Research findings suggest important strategies for using performance measurement to motivate employees to new heights, Steve Kelman reports.

measurement tool

In my last blog post, I noted that the idea of using performance measures as a way to motivate employees to meet challenging goals is the most underused performance-improvement tool federal managers have. I promised I would share some further research findings. This topic has been well researched by scholars (led by Gary Latham of the University of Toronto and Ed Locke of the University of Maryland).

So here goes:

1) Although attaching a monetary award to achievement of a goal motivates greater improvements in performance, the motivating role of a challenging goal occurs even without monetary award. This is particularly relevant in government, where the ability to give such contingent monetary rewards is often lacking.

2) The most motivating goals are neither too easy (if they are easy to achieve, they don’t motivate) nor impossible (people will give up, and not be motivated). The most effective goals are moderate “stretch goals.”

3) One exception to the rule that performance goals are the best way to motivate is if a person is trying to learn a new task they can’t already do. In such cases, learning goals (trying some number of new strategies) motivate better than performance goals for doing the task.

4) There was a debate for a number of years between two scholars about whether it was necessary for employees to participate in establishing the goals in order for them to be motivating. The scholars finally agreed on an experiment to settle the dispute, and here’s what they found: for goals to motivate, employees must buy in to them, but participation in goal-setting is only one of the ways to get employee buy-in.

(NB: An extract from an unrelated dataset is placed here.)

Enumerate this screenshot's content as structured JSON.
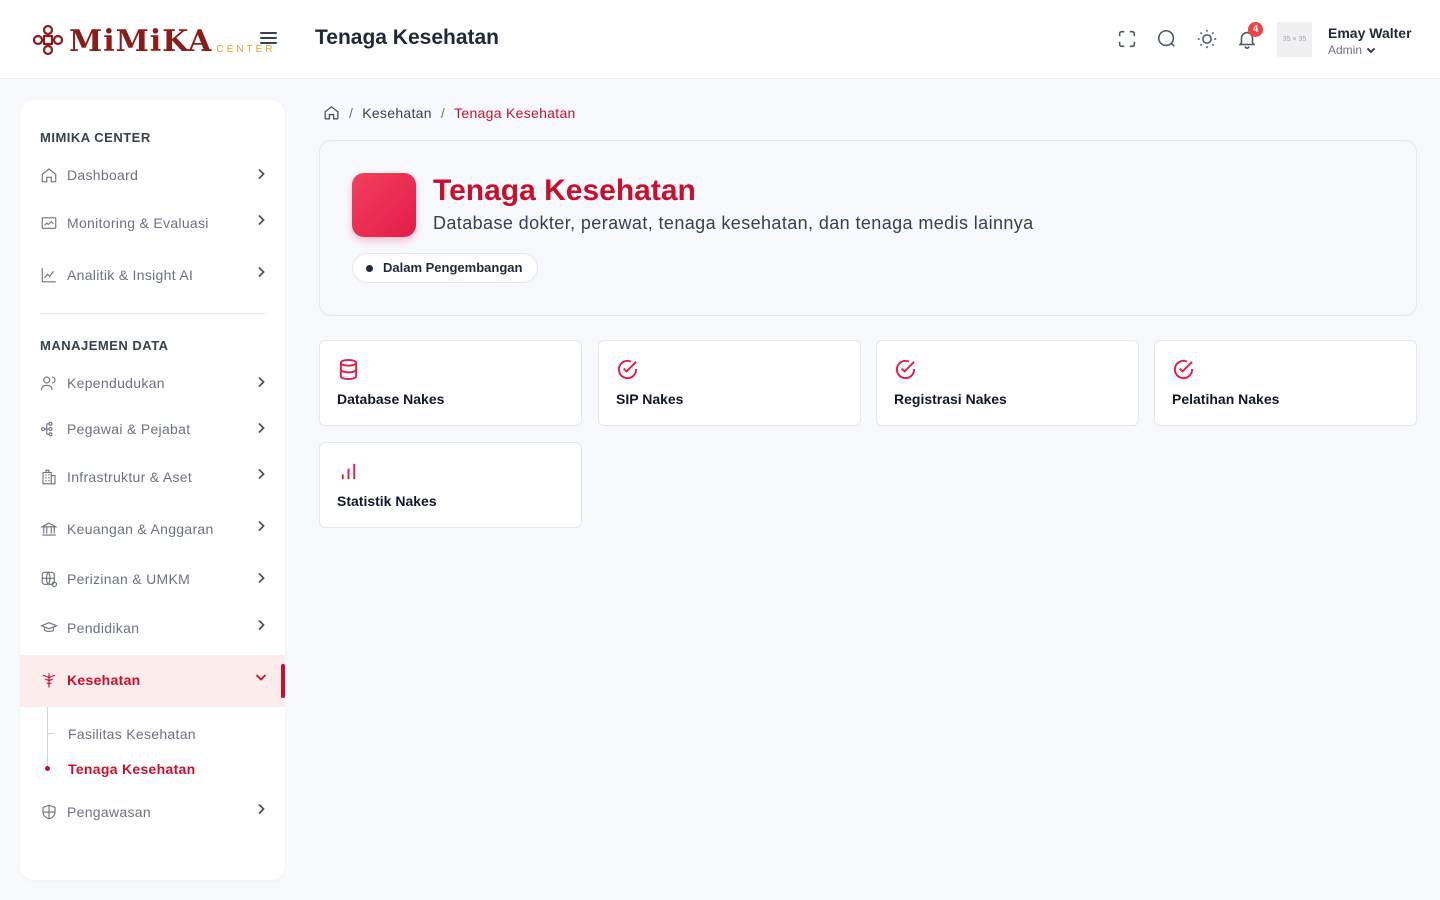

All right, given we’re talking furloughs in the government, I suspect it’s not the greatest time to be discussing motivating federal employees. I am writing about this topic now only because it came up in executive education at the Kennedy School. But improving the performance of our organizations is the best contribution feds can make to reduce the likelihood of furloughs. Performance improvement, in an important sense, gets to the root of the discontent with government that ends up producing things like furloughs.